À partir de 2027, la taxe sur les logements vacants à Paris sera considérablement augmentée, passant de 17 % à 30 %. Cette initiative du nouveau maire, Emmanuel Grégoire, promet de piquer l'intérêt des propriétaires, certains s'inquiétant déjà d'un effondrement éventuel du marché immobilier.
« C'est le moment de vendre », affirment des propriétaires sur les réseaux sociaux, anticipant une chute des prix immobiliers. Malgré ces craintes, de nombreux experts s'accordent à dire que la hausse fiscale destinée à remettre des logements vacants sur le marché n'aura pas l'effet escompté sur les prix. Laëtitia Caron, directrice de PAP.fr, souligne : « Même si la municipalité arrivait à réintégrer 80 000 logements, la demande reste si forte que cela ne suffira pas à influer sur les tarifs. »
Conséquences sur le marché locatif
Les spécialistes s’accordent à dire qu'une baisse des loyers est pratiquement improbable à court ou moyen terme. La demande excédentaire dans la capitale, avec environ 2 000 demandes pour un simple studio, rend cette option peu réaliste. Christian Demerson, président de l’association 35 millions de petits propriétaires, renchérit : « Les propriétaires continuent de chercher des moyens de rentabiliser leurs biens, malgré le plafond des loyers qui complique cette quête. »
La dynamique des transactions immobilières
La situation est différente sur le marché des transactions. Si certains propriétaires envisagent de vendre, selon Laëtitia Caron, peu d'entre eux passeront à l'acte, gardant souvent leurs biens comme héritage potentiel pour leurs enfants. « Beaucoup de ces propriétés vacantes appartiennent à des Parisiens qui ont quitté la ville. Ils souhaitent conserver un patrimoine pour leur descendance, même si les prix ont chuté de près de 10 % ces dernières années », souligne-t-elle.
Malgré le stress de la situation, des propriétaires espèrent également une reprise du marché avant de se décider. Christian Demerson alerte toutefois sur le fait que l'augmentation de la taxe pourrait contraindre certains à vendre à des prix réduits, particulièrement ceux incapables de payer les nouveaux impôts.

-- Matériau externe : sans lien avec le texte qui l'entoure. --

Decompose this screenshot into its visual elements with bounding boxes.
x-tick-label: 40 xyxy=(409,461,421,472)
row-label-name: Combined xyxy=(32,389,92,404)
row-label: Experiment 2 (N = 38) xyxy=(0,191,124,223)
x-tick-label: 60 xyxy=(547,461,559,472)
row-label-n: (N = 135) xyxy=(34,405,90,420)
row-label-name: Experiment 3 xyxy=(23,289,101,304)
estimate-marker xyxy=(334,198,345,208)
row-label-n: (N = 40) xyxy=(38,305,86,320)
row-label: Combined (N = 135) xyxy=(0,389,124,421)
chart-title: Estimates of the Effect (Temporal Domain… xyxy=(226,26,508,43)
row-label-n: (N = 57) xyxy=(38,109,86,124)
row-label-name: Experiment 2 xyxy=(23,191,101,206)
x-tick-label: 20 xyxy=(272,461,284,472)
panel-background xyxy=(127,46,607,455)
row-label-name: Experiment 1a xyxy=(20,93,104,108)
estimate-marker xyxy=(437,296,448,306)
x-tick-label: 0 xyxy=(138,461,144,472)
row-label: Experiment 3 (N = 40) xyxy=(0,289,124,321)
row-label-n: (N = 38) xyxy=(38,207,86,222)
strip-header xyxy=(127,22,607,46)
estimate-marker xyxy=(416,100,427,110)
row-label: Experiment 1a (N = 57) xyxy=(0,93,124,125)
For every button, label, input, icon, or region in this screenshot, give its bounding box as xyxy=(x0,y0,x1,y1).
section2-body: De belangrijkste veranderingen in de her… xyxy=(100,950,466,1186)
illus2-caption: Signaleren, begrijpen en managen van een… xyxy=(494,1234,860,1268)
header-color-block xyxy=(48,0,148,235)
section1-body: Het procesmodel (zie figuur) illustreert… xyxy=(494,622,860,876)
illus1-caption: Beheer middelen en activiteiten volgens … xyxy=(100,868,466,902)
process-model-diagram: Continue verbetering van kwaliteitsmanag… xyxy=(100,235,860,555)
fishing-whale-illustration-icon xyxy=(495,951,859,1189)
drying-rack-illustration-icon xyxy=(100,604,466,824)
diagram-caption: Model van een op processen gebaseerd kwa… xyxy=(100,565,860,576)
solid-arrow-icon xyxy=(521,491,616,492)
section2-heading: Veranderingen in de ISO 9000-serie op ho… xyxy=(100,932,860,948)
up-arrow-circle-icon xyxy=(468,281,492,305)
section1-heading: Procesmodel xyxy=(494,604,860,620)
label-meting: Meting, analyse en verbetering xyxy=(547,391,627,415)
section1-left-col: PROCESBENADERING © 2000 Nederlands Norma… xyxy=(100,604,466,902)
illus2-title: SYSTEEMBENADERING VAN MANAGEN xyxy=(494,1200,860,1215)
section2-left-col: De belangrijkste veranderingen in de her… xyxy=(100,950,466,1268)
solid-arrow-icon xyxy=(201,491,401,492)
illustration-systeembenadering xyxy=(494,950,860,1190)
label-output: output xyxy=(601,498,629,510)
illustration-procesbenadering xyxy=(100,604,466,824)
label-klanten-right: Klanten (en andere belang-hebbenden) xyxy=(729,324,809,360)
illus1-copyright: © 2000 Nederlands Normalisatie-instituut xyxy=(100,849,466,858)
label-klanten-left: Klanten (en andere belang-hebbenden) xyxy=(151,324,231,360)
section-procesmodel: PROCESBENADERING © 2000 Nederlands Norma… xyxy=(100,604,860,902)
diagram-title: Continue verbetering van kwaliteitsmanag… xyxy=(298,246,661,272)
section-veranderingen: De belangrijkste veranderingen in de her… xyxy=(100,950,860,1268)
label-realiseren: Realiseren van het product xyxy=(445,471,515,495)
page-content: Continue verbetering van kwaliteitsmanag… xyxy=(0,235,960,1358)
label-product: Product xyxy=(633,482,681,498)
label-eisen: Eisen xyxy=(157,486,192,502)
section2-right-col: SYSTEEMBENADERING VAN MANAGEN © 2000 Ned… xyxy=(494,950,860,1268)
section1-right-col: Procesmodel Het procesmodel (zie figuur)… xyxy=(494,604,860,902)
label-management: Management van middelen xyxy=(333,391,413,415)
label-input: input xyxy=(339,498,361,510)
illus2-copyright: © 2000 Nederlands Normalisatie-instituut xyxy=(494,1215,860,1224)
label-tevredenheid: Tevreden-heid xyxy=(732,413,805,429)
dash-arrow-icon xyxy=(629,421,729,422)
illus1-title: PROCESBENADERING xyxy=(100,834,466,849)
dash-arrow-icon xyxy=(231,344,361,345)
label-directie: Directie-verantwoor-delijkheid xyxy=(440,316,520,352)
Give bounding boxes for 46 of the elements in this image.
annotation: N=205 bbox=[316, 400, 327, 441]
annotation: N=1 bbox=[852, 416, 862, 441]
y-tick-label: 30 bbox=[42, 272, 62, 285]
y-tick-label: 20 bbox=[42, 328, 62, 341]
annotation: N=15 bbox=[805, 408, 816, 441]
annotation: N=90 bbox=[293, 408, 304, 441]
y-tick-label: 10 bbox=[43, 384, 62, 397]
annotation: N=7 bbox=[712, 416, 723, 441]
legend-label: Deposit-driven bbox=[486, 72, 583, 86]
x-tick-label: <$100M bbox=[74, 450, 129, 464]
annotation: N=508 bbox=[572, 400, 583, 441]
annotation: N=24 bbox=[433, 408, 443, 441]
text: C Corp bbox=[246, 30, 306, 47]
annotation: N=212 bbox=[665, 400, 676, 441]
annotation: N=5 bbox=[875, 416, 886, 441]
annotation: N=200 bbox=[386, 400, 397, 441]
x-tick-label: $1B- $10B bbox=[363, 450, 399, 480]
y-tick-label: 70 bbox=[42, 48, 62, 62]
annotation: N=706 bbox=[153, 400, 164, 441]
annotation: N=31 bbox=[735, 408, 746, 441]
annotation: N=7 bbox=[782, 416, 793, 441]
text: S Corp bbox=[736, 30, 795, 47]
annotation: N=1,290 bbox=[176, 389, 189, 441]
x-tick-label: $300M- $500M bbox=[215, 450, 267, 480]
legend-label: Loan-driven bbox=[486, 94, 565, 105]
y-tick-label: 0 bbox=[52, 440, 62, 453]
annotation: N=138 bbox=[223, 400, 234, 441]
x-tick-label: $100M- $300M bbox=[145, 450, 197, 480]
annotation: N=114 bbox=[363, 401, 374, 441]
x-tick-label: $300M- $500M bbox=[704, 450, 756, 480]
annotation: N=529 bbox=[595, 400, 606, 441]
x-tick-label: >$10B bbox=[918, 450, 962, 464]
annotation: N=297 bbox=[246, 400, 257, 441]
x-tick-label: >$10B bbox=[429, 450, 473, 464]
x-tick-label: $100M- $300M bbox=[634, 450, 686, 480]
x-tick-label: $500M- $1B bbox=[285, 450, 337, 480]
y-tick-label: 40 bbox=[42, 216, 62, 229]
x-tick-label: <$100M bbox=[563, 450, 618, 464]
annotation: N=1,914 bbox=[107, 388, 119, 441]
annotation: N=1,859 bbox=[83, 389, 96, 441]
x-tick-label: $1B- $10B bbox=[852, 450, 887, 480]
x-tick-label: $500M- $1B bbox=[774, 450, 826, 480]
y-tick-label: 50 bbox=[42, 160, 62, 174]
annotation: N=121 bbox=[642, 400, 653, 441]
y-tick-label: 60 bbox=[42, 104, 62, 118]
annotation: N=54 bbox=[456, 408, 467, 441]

Une hypothèse de spéculation
Les experts affirment que la majoration de la taxe additionnelle pourrait également favoriser l'accès des courtiers immobiliers aux biens à vendre. « Les courtiers ou la ville de Paris pourraient en profiter pour acquérir des propriétés à bas prix, aggravant la spéculation sur des loyer déjà élevés », note Demerson. Pierre Madec, économiste à l’OFCE, complète : « Les propriétaires ne perdent pas d'argent en réalité. Leur bien a pris de la valeur sur le long terme, mais la question de la rentabilité immédiate se pose dans un contexte de contrôle des loyers. »
Les résidences secondaires en ligne de mire
En outre, la mairie prévoit d'attaquer la question des résidences secondaires, représentant 40 % des propriétés détenues par des Parisiens. Jacques Baudrier, adjoint au logement, affirme : « L’objectif de cette taxe n’est pas de faire payer, mais de réaligner le marché. En remettant ces logements en circulation, nous éviterons une flambée des prix. »
Pour une réelle baisse des tarifs, Pierre Madec insiste sur la nécessité de mobiliser divers leviers. Que ce soit la taxation des logements vacants, l'encadrement des loyers ou la régulation des locations touristiques, chaque mesure comptera pour rétablir un équilibre sur le marché immobilier parisien.